The changes which the same cause produces at the surface, are a general development of the cellular tissue, the delicacy of all the outlines, the fineness and the animation of the skin, and the new state of the bosom.

The fire of the eyes, and the altogether new expression of the physiognomy, show that there now also exists the sensation of a new want, which various circumstances may for a time enfeeble or silence, but can never entirely stifle; and with it come those tastes, that direction of the mind, and those habits, which are the effect of an internal power now called into activity.

The gait and bearing of woman are now no longer the same; and the voice changes as well as the physiognomy.

In all that has yet occurred, it will be observed that nutrition and growth take place with great rapidity in woman. Her internal structure, her external form, her faculties, are all developed promptly. It would appear that the parts which compose her body, being less, less compact, and less strong, than those of man, require less time to attain their complete development.

Woman consequently arrives earlier at the age of puberty, and her body is commonly, at twenty years of age, as completely formed as that of a man at thirty. Thus beauty and grace, as has been observed, seem to demand of nature less labor and time than the attributes of force and grandeur.

In many women, however, nutrition languishes even until the sexual organs enter into action, and determine a revolution under the influence of which growth is accomplished.

Still it is certain that, for several years, the locomotive system predominates in young women, even in figures promising the ultimate development of the vital system in the highest degree.

The second age of woman extends from puberty to the cessation of the menses, or, we may say, from the period of full growth, the general time of bearing children, to the time of ceasing to bear—generally perhaps from twenty to forty.

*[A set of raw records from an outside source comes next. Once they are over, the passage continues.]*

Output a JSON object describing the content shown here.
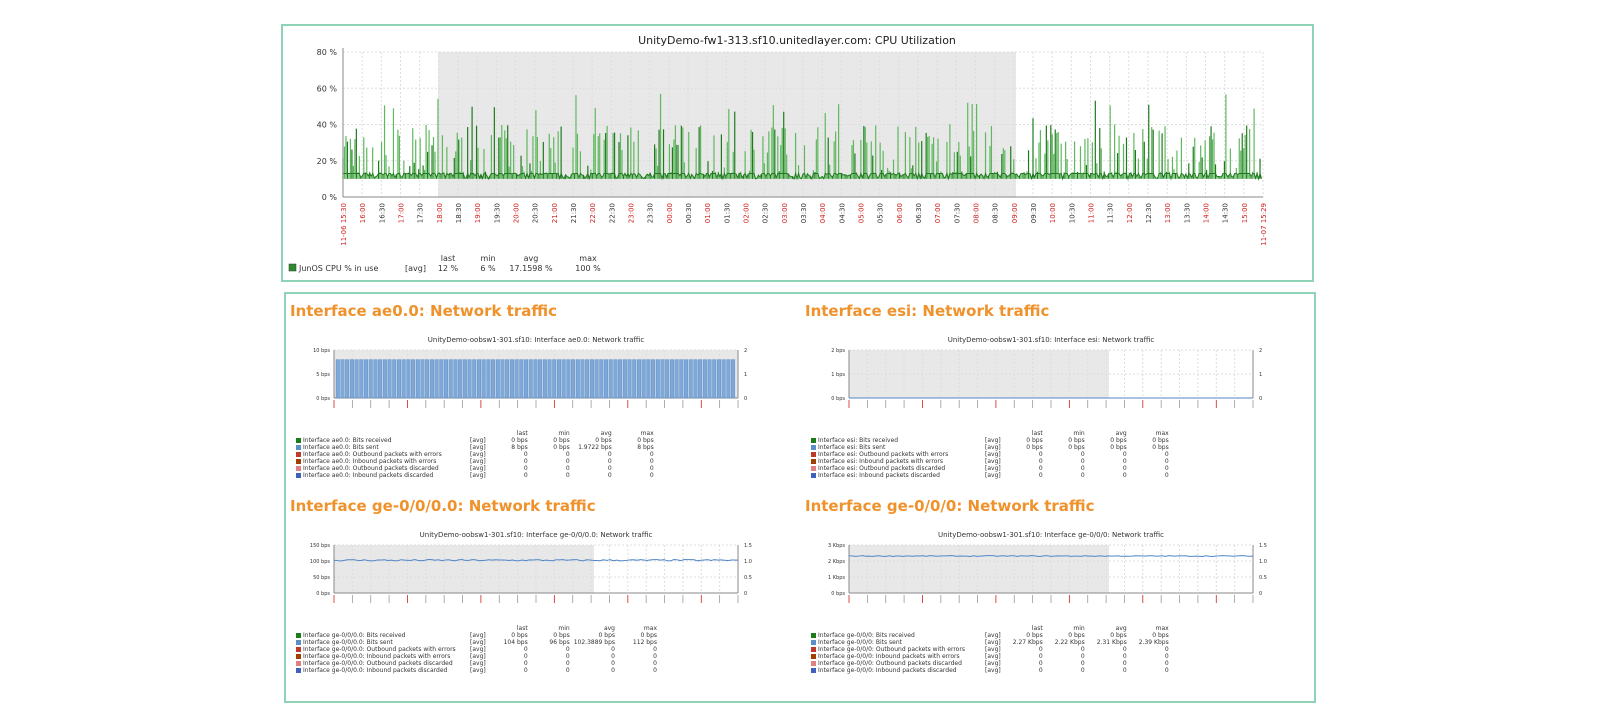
{
  "cpu_graph": {
    "title": "UnityDemo-fw1-313.sf10.unitedlayer.com: CPU Utilization",
    "y_ticks": [
      "80 %",
      "60 %",
      "40 %",
      "20 %",
      "0 %"
    ],
    "x_first": "11-06 15:30",
    "x_last": "11-07 15:29",
    "x_ticks": [
      "16:00",
      "16:30",
      "17:00",
      "17:30",
      "18:00",
      "18:30",
      "19:00",
      "19:30",
      "20:00",
      "20:30",
      "21:00",
      "21:30",
      "22:00",
      "22:30",
      "23:00",
      "23:30",
      "00:00",
      "00:30",
      "01:00",
      "01:30",
      "02:00",
      "02:30",
      "03:00",
      "03:30",
      "04:00",
      "04:30",
      "05:00",
      "05:30",
      "06:00",
      "06:30",
      "07:00",
      "07:30",
      "08:00",
      "08:30",
      "09:00",
      "09:30",
      "10:00",
      "10:30",
      "11:00",
      "11:30",
      "12:00",
      "12:30",
      "13:00",
      "13:30",
      "14:00",
      "14:30",
      "15:00"
    ],
    "legend_headers": [
      "last",
      "min",
      "avg",
      "max"
    ],
    "legend": [
      {
        "name": "JunOS CPU % in use",
        "func": "[avg]",
        "last": "12 %",
        "min": "6 %",
        "avg": "17.1598 %",
        "max": "100 %",
        "color": "#2e8b2e"
      }
    ]
  },
  "sections": [
    {
      "title": "Interface ae0.0: Network traffic",
      "graph_title": "UnityDemo-oobsw1-301.sf10: Interface ae0.0: Network traffic",
      "y_left": [
        "10 bps",
        "5 bps",
        "0 bps"
      ],
      "y_right": [
        "2",
        "1",
        "0"
      ],
      "legend_headers": [
        "last",
        "min",
        "avg",
        "max"
      ],
      "legend": [
        {
          "name": "Interface ae0.0: Bits received",
          "func": "[avg]",
          "last": "0 bps",
          "min": "0 bps",
          "avg": "0 bps",
          "max": "0 bps",
          "color": "#1a7c1a"
        },
        {
          "name": "Interface ae0.0: Bits sent",
          "func": "[avg]",
          "last": "8 bps",
          "min": "0 bps",
          "avg": "1.9722 bps",
          "max": "8 bps",
          "color": "#5a8fc8"
        },
        {
          "name": "Interface ae0.0: Outbound packets with errors",
          "func": "[avg]",
          "last": "0",
          "min": "0",
          "avg": "0",
          "max": "0",
          "color": "#c0392b"
        },
        {
          "name": "Interface ae0.0: Inbound packets with errors",
          "func": "[avg]",
          "last": "0",
          "min": "0",
          "avg": "0",
          "max": "0",
          "color": "#a04000"
        },
        {
          "name": "Interface ae0.0: Outbound packets discarded",
          "func": "[avg]",
          "last": "0",
          "min": "0",
          "avg": "0",
          "max": "0",
          "color": "#e08080"
        },
        {
          "name": "Interface ae0.0: Inbound packets discarded",
          "func": "[avg]",
          "last": "0",
          "min": "0",
          "avg": "0",
          "max": "0",
          "color": "#4060c0"
        }
      ]
    },
    {
      "title": "Interface esi: Network traffic",
      "graph_title": "UnityDemo-oobsw1-301.sf10: Interface esi: Network traffic",
      "y_left": [
        "2 bps",
        "1 bps",
        "0 bps"
      ],
      "y_right": [
        "2",
        "1",
        "0"
      ],
      "legend_headers": [
        "last",
        "min",
        "avg",
        "max"
      ],
      "legend": [
        {
          "name": "Interface esi: Bits received",
          "func": "[avg]",
          "last": "0 bps",
          "min": "0 bps",
          "avg": "0 bps",
          "max": "0 bps",
          "color": "#1a7c1a"
        },
        {
          "name": "Interface esi: Bits sent",
          "func": "[avg]",
          "last": "0 bps",
          "min": "0 bps",
          "avg": "0 bps",
          "max": "0 bps",
          "color": "#5a8fc8"
        },
        {
          "name": "Interface esi: Outbound packets with errors",
          "func": "[avg]",
          "last": "0",
          "min": "0",
          "avg": "0",
          "max": "0",
          "color": "#c0392b"
        },
        {
          "name": "Interface esi: Inbound packets with errors",
          "func": "[avg]",
          "last": "0",
          "min": "0",
          "avg": "0",
          "max": "0",
          "color": "#a04000"
        },
        {
          "name": "Interface esi: Outbound packets discarded",
          "func": "[avg]",
          "last": "0",
          "min": "0",
          "avg": "0",
          "max": "0",
          "color": "#e08080"
        },
        {
          "name": "Interface esi: Inbound packets discarded",
          "func": "[avg]",
          "last": "0",
          "min": "0",
          "avg": "0",
          "max": "0",
          "color": "#4060c0"
        }
      ]
    },
    {
      "title": "Interface ge-0/0/0.0: Network traffic",
      "graph_title": "UnityDemo-oobsw1-301.sf10: Interface ge-0/0/0.0: Network traffic",
      "y_left": [
        "150 bps",
        "100 bps",
        "50 bps",
        "0 bps"
      ],
      "y_right": [
        "1.5",
        "1.0",
        "0.5",
        "0"
      ],
      "legend_headers": [
        "last",
        "min",
        "avg",
        "max"
      ],
      "legend": [
        {
          "name": "Interface ge-0/0/0.0: Bits received",
          "func": "[avg]",
          "last": "0 bps",
          "min": "0 bps",
          "avg": "0 bps",
          "max": "0 bps",
          "color": "#1a7c1a"
        },
        {
          "name": "Interface ge-0/0/0.0: Bits sent",
          "func": "[avg]",
          "last": "104 bps",
          "min": "96 bps",
          "avg": "102.3889 bps",
          "max": "112 bps",
          "color": "#5a8fc8"
        },
        {
          "name": "Interface ge-0/0/0.0: Outbound packets with errors",
          "func": "[avg]",
          "last": "0",
          "min": "0",
          "avg": "0",
          "max": "0",
          "color": "#c0392b"
        },
        {
          "name": "Interface ge-0/0/0.0: Inbound packets with errors",
          "func": "[avg]",
          "last": "0",
          "min": "0",
          "avg": "0",
          "max": "0",
          "color": "#a04000"
        },
        {
          "name": "Interface ge-0/0/0.0: Outbound packets discarded",
          "func": "[avg]",
          "last": "0",
          "min": "0",
          "avg": "0",
          "max": "0",
          "color": "#e08080"
        },
        {
          "name": "Interface ge-0/0/0.0: Inbound packets discarded",
          "func": "[avg]",
          "last": "0",
          "min": "0",
          "avg": "0",
          "max": "0",
          "color": "#4060c0"
        }
      ]
    },
    {
      "title": "Interface ge-0/0/0: Network traffic",
      "graph_title": "UnityDemo-oobsw1-301.sf10: Interface ge-0/0/0: Network traffic",
      "y_left": [
        "3 Kbps",
        "2 Kbps",
        "1 Kbps",
        "0 bps"
      ],
      "y_right": [
        "1.5",
        "1.0",
        "0.5",
        "0"
      ],
      "legend_headers": [
        "last",
        "min",
        "avg",
        "max"
      ],
      "legend": [
        {
          "name": "Interface ge-0/0/0: Bits received",
          "func": "[avg]",
          "last": "0 bps",
          "min": "0 bps",
          "avg": "0 bps",
          "max": "0 bps",
          "color": "#1a7c1a"
        },
        {
          "name": "Interface ge-0/0/0: Bits sent",
          "func": "[avg]",
          "last": "2.27 Kbps",
          "min": "2.22 Kbps",
          "avg": "2.31 Kbps",
          "max": "2.39 Kbps",
          "color": "#5a8fc8"
        },
        {
          "name": "Interface ge-0/0/0: Outbound packets with errors",
          "func": "[avg]",
          "last": "0",
          "min": "0",
          "avg": "0",
          "max": "0",
          "color": "#c0392b"
        },
        {
          "name": "Interface ge-0/0/0: Inbound packets with errors",
          "func": "[avg]",
          "last": "0",
          "min": "0",
          "avg": "0",
          "max": "0",
          "color": "#a04000"
        },
        {
          "name": "Interface ge-0/0/0: Outbound packets discarded",
          "func": "[avg]",
          "last": "0",
          "min": "0",
          "avg": "0",
          "max": "0",
          "color": "#e08080"
        },
        {
          "name": "Interface ge-0/0/0: Inbound packets discarded",
          "func": "[avg]",
          "last": "0",
          "min": "0",
          "avg": "0",
          "max": "0",
          "color": "#4060c0"
        }
      ]
    }
  ],
  "chart_data": [
    {
      "type": "bar",
      "title": "UnityDemo-fw1-313.sf10.unitedlayer.com: CPU Utilization",
      "ylim": [
        0,
        80
      ],
      "x_range": [
        "11-06 15:30",
        "11-07 15:29"
      ],
      "series": [
        {
          "name": "JunOS CPU % in use",
          "avg": 17.1598,
          "min": 6,
          "max": 100,
          "last": 12
        }
      ]
    },
    {
      "type": "area",
      "title": "UnityDemo-oobsw1-301.sf10: Interface ae0.0: Network traffic",
      "ylim": [
        0,
        10
      ],
      "series": [
        {
          "name": "Interface ae0.0: Bits sent",
          "peak": 8,
          "avg": 1.9722,
          "max": 8,
          "last": 8
        }
      ]
    },
    {
      "type": "line",
      "title": "UnityDemo-oobsw1-301.sf10: Interface esi: Network traffic",
      "ylim": [
        0,
        2
      ],
      "series": [
        {
          "name": "Interface esi: Bits sent",
          "value": 0
        }
      ]
    },
    {
      "type": "line",
      "title": "UnityDemo-oobsw1-301.sf10: Interface ge-0/0/0.0: Network traffic",
      "ylim": [
        0,
        150
      ],
      "series": [
        {
          "name": "Interface ge-0/0/0.0: Bits sent",
          "value": 102.3889,
          "min": 96,
          "max": 112
        }
      ]
    },
    {
      "type": "line",
      "title": "UnityDemo-oobsw1-301.sf10: Interface ge-0/0/0: Network traffic",
      "ylim": [
        0,
        3000
      ],
      "series": [
        {
          "name": "Interface ge-0/0/0: Bits sent",
          "value": 2310,
          "min": 2220,
          "max": 2390
        }
      ]
    }
  ]
}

It is at the beginning of this period that woman has acquired all her attributes, her most seducing graces. She is not now distinguished merely by the organs which are the direct instruments of reproduction: many other differences of structure, having a relation to her part in life, present themselves to our view.

At this maturer age, the whole figure is, in the female, smaller and slenderer than in the male. The ancients accordingly gave seven heads and a half to the Venus, and eight heads and some modules to the Apollo.